Parteienförderung: Eine Neuregelung, die vieles beim Alten lässt
Wahlkämpfe: Kosten-Rückerstattung wird in Parteienförderung eingerechnet

Parteienfinanzierung: Sie ziehen uns das Hemd aus

Wenn es um das eigene Gerstl geht, gibt es kein Halten mehr. Ohne auch nur einen Genierer haben SP und VP diese Woche die Erhöhung der Parteienfinanzierung durchgepeitscht. Vielleicht hat das Kalkül dabei eine Rolle gespielt, die Dramatik um den Euro würde das Thema auf die hinteren Zeitungsseiten verdrängen.

Eine Fehlannahme. Die Innenpolitik verliert durch politisches Mittelmaß, Mangel an Mut, vor allem aber durch Kompetenzverlagerung in Richtung Brüssel als Folge der Euro-Rettung fortwährend an Möglichkeiten – zugleich verteuert sie ihren Betrieb. Dieses Missverhältnis versteht ein jeder. Bezogen auf die Maßeinheit „politische Effektivität“ fällt die Verteuerung der Parteipolitik sogar exorbitant aus.

Dass Rot und Schwarz derart gierig zugreifen, ist das Eingeständnis, dass diesem Land ein Masterplan zugrunde liegt, der da lautet: Beide diktieren das Land unabhängig von realen Mehrheiten und tun alles, was ihnen nützt. Diese Machtdoktrin besteht seit sechs Jahrzehnten, sie äußert sich im Zugriff auf Geld und Posten.

Die Parteienfinanzierung ist jener Teil, der oberflächlich sichtbar ist. Der bei weitem größere Brocken ist die nicht offen ausgewiesene und intransparente Förderung, die über Vorfeldorganisationen läuft. Nehmen wir den Sport. Wahrscheinlich nirgendwo in der Welt ist der Sport zwischen zwei Parteien derart aufgeteilt wie in Österreich. Die Effektivität dieser Aufteilung ist erschütternd, die Medaillenbilanz Österreichs ebenso. Es geht ja nicht darum, Sportler oder Vereine zu unterstützen, vielmehr fließt das Geld in rote bzw. schwarze Sphären, aus diesen tröpfelt es zu den Endbeziehern.

Dieses Förderunwesen durchzieht alle Gesellschaftsbereiche.
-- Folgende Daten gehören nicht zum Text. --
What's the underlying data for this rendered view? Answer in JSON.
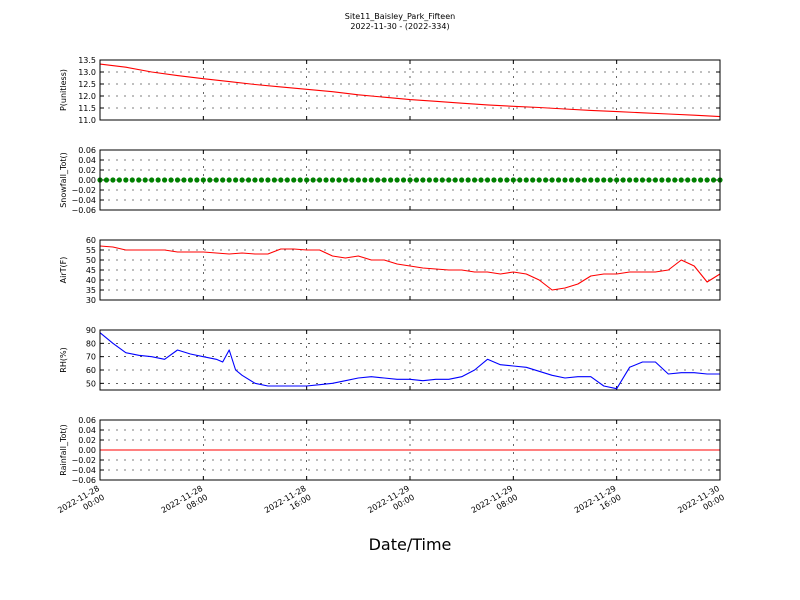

Mit Händen und Füßen wehren sich SP und VP gegen eine Koordination der Subventionen oder gegen eine Transferdatenbank, weil sie damit ihre wichtigste Spielwiese opfern müssten. Es geht darum, sich den Dank und die Anerkennung der Bürger zu kaufen, etwa mit Direktzuschüssen für die Errichtung von Mostpressen in Höhe von 40.000 Euro, oder mit einem 100.000-Euro-Gratisscheck für den Bau einer Mostschänke. Diese Beispiele entspringen keiner schrägen Phantasie, sie existieren in Oberösterreich tatsächlich. Alleine Linz verteilt pro Jahr Subventionen von rund 230 Millionen Euro und ist auch noch stolz darauf, dass diese Summe zuletzt um 12 Millionen gestiegen ist. Dieser Förderirrsinn wird durch die Parteien-Netzwerke gepumpt.
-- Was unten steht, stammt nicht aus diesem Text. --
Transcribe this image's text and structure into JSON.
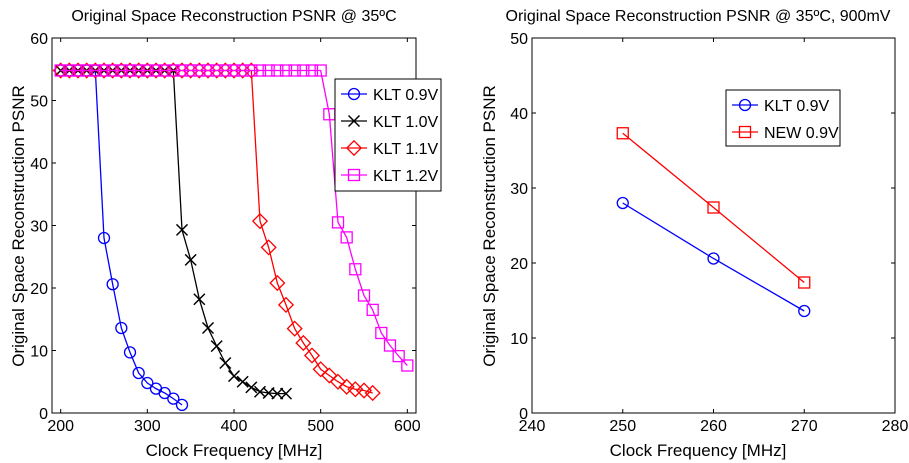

Dies alles summiert, liegt der Schluss nahe, dass Österreich eines der am meisten verparteipolisierten Länder Europas ist. Die regierenden Parteien fahren mit dem Erhalt des Status quo am besten, daraus resultiert ihre Weigerung, Strukturen zu verändern. Jeder achtet und schützt sein Territorium und das des anderen. In Oberösterreich etwa beruht die politische Männerfreundschaft Pühringer-Dobusch darauf, dass keiner beim anderen wildert. Beide zementieren so ihr Reich.

Wer dieses Prinzip einmal durchschaut hat, der leidet an der Politik und versteht sie als Zumutung. Die Zahl derer, denen es so ergeht, nimmt rapide zu. Vielleicht erleben wir soeben den Übergang in eine Vierte Republik. Von der Dritten Republik, Schüssels Versuch, einen Zustand der Lähmung zu überwinden, ist kaum mehr geblieben als eine Reihe von Skandalen. Die Vierte Republik wäre nun getragen vom Verhalten einer Koalition, die so tut, als hätte sie noch immer das ganze Land hinter sich. Sie spielt weiterhin Zweite Republik, aber hat dabei die Hälfte der Wähler verloren. Der Rest verfällt in Apathie, radikale Opposition und in das größer werdende Lager der Wutbürger. Erfolgreichster Zuarbeiter dieser von der Politik Enttäuschten sind die Regierungsparteien selbst.